Rather than taking inspiration from Hardy’s face (he was famed for his moustache, but didn’t wear glasses), they turned to the work itself – looking at certain aspects of Victorian architecture (Hardy trained as an architect), such as the Natural History Museum, with its sweeping curves that sit next to rigid contours. The result is an elegant, studious-looking style of specs (examples first and third pictures), with four sets in three different colours: deep mahogany (fourth picture), azure stone and a neutral, soft, citrus-tinged pale cashmere (second picture).

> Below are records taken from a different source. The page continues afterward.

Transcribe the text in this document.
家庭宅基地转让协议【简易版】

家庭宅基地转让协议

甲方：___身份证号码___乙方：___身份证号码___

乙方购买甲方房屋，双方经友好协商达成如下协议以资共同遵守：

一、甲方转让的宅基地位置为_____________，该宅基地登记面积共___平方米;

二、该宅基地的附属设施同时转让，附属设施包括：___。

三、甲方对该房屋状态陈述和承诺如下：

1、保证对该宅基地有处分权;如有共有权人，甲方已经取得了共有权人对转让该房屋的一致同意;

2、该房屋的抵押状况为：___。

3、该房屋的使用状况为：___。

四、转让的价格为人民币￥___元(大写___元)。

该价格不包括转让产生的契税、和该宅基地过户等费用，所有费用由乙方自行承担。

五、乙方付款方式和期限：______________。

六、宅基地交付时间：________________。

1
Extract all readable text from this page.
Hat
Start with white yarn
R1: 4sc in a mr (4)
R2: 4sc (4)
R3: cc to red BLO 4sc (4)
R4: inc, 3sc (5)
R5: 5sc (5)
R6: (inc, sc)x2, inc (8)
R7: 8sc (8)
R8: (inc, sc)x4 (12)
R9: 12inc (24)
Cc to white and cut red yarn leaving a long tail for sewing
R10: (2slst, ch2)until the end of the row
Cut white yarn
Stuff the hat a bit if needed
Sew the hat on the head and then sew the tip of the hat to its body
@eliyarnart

EB Meyrowitz glasses are customarily handcrafted from cotton acetates, buffalo horn and tortoiseshell. In keeping with the 19th-century influences, The Hardy is made in buffalo horn, in colourways and mottles that were prevalent during the era. The azure stone frames take things a step further – blue was one of the first, and most popular, colours used when colour was introduced into the creation of optical frames. The look of the Hardy harks back to a significant wave of innovation in frame technology – advances allowed for new shapes that were a huge leap on from the simple ovular metallic frames that were the norm. The modern frame was taking shape.
The 12 pieces, priced from £2,500 each, go on sale on Monday at the Royal Arcade store. The Hardy is the first in a series of limited-edition frames inspired by literary history – designs inspired by Byron and Shelley are rumoured to be in development.